After analyzing 19 previous clinical trials, researchers discovered that an exercise session helped smokers tone down their nicotine cravings. Whether or not this translates into a greater chance of quitting, however, is still unclear.
“Certainly, exercise seems to have temporary benefits, and as such can be strongly recommended,” Adrian A. Taylor, Ph.D., a professor of exercise and health psychology at the University of Exeter in the U.K.
For the study, Taylor and a research team combined the results from small clinical trials that tested the immediate effects of exercise on cigarette cravings. Smokers were randomly assigned to engage in one of two things: either exercise — mostly brisk walking or biking — or a “passive” activity, such as watching a video or just sitting quietly.
Overall, the participants who exercised reported having less desire to smoke than they did before.
“After exercise, smokers reported about one-third lower cravings compared with being passive,” Taylor said.
The exact reason is unknown. But one possibility, Taylor suggests, is that exercise works as a distraction. It might also boost people’s mood, so that the desire to feel better through smoking isn’t as strong, he added.

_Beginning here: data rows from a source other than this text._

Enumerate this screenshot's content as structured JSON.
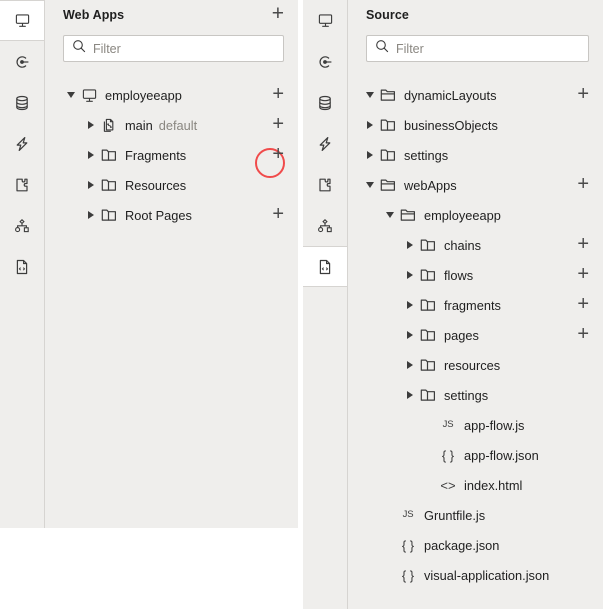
{
  "rails": {
    "left": {
      "items": [
        {
          "icon": "monitor-icon",
          "selected": true
        },
        {
          "icon": "target-icon",
          "selected": false
        },
        {
          "icon": "database-icon",
          "selected": false
        },
        {
          "icon": "lightning-icon",
          "selected": false
        },
        {
          "icon": "puzzle-icon",
          "selected": false
        },
        {
          "icon": "hierarchy-icon",
          "selected": false
        },
        {
          "icon": "source-file-icon",
          "selected": false
        }
      ]
    },
    "right": {
      "items": [
        {
          "icon": "monitor-icon",
          "selected": false
        },
        {
          "icon": "target-icon",
          "selected": false
        },
        {
          "icon": "database-icon",
          "selected": false
        },
        {
          "icon": "lightning-icon",
          "selected": false
        },
        {
          "icon": "puzzle-icon",
          "selected": false
        },
        {
          "icon": "hierarchy-icon",
          "selected": false
        },
        {
          "icon": "source-file-icon",
          "selected": true
        }
      ]
    }
  },
  "web_apps": {
    "title": "Web Apps",
    "add_label": "+",
    "filter": {
      "value": "",
      "placeholder": "Filter",
      "icon": "search-icon"
    },
    "tree": [
      {
        "label": "employeeapp",
        "sub": "",
        "indent": 0,
        "twisty": "open",
        "icon": "monitor-icon",
        "plus": true,
        "highlight": false
      },
      {
        "label": "main",
        "sub": "default",
        "indent": 1,
        "twisty": "closed",
        "icon": "page-flow-icon",
        "plus": true,
        "highlight": false
      },
      {
        "label": "Fragments",
        "sub": "",
        "indent": 1,
        "twisty": "closed",
        "icon": "folder-icon",
        "plus": true,
        "highlight": true
      },
      {
        "label": "Resources",
        "sub": "",
        "indent": 1,
        "twisty": "closed",
        "icon": "folder-icon",
        "plus": false,
        "highlight": false
      },
      {
        "label": "Root Pages",
        "sub": "",
        "indent": 1,
        "twisty": "closed",
        "icon": "folder-icon",
        "plus": true,
        "highlight": false
      }
    ]
  },
  "source": {
    "title": "Source",
    "filter": {
      "value": "",
      "placeholder": "Filter",
      "icon": "search-icon"
    },
    "tree": [
      {
        "label": "dynamicLayouts",
        "indent": 0,
        "twisty": "open",
        "icon": "folder-open-icon",
        "plus": true,
        "highlight": false
      },
      {
        "label": "businessObjects",
        "indent": 0,
        "twisty": "closed",
        "icon": "folder-icon",
        "plus": false,
        "highlight": false
      },
      {
        "label": "settings",
        "indent": 0,
        "twisty": "closed",
        "icon": "folder-icon",
        "plus": false,
        "highlight": false
      },
      {
        "label": "webApps",
        "indent": 0,
        "twisty": "open",
        "icon": "folder-open-icon",
        "plus": true,
        "highlight": false
      },
      {
        "label": "employeeapp",
        "indent": 1,
        "twisty": "open",
        "icon": "folder-open-icon",
        "plus": false,
        "highlight": false
      },
      {
        "label": "chains",
        "indent": 2,
        "twisty": "closed",
        "icon": "folder-icon",
        "plus": true,
        "highlight": false
      },
      {
        "label": "flows",
        "indent": 2,
        "twisty": "closed",
        "icon": "folder-icon",
        "plus": true,
        "highlight": false
      },
      {
        "label": "fragments",
        "indent": 2,
        "twisty": "closed",
        "icon": "folder-icon",
        "plus": true,
        "highlight": true
      },
      {
        "label": "pages",
        "indent": 2,
        "twisty": "closed",
        "icon": "folder-icon",
        "plus": true,
        "highlight": false
      },
      {
        "label": "resources",
        "indent": 2,
        "twisty": "closed",
        "icon": "folder-icon",
        "plus": false,
        "highlight": false
      },
      {
        "label": "settings",
        "indent": 2,
        "twisty": "closed",
        "icon": "folder-icon",
        "plus": false,
        "highlight": false
      },
      {
        "label": "app-flow.js",
        "indent": 3,
        "twisty": "none",
        "icon": "js-file-icon",
        "plus": false,
        "highlight": false
      },
      {
        "label": "app-flow.json",
        "indent": 3,
        "twisty": "none",
        "icon": "json-file-icon",
        "plus": false,
        "highlight": false
      },
      {
        "label": "index.html",
        "indent": 3,
        "twisty": "none",
        "icon": "html-file-icon",
        "plus": false,
        "highlight": false
      },
      {
        "label": "Gruntfile.js",
        "indent": 1,
        "twisty": "none",
        "icon": "js-file-icon",
        "plus": false,
        "highlight": false
      },
      {
        "label": "package.json",
        "indent": 1,
        "twisty": "none",
        "icon": "json-file-icon",
        "plus": false,
        "highlight": false
      },
      {
        "label": "visual-application.json",
        "indent": 1,
        "twisty": "none",
        "icon": "json-file-icon",
        "plus": false,
        "highlight": false
      }
    ]
  },
  "glyphs": {
    "js": "JS",
    "json": "{ }",
    "html": "<>"
  },
  "colors": {
    "panel_bg": "#efeeec",
    "selected_bg": "#ffffff",
    "border": "#d6d4d1",
    "text": "#1f1f1f",
    "muted_text": "#8a8781",
    "highlight_ring": "#f04b4b",
    "icon_stroke": "#3c3c3c"
  }
}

None of the smokers in these studies were in a smoking-cessation program or using nicotine replacement products, such as patches or gum. Since nicotine replacement therapy eases cravings, Taylor noted, exercise might not be as effective for smokers who use those products or other smoking cessation medications.
Those include the prescription drugs varenicline (Chantix) and bupropion (Zyban and generics).
Overall, exercise is a healthy habit for anyone. And, Taylor pointed out, smokers often gain weight when they try to quit—one reason that some people, particularly women, return to smoking.
“So increasing (calorie) expenditure can help to reduce weight gain after quitting,” Taylor said.
The researchers suggest that smokers try a combination of therapies—not only nicotine replacement or medication, but behavioral counseling as well.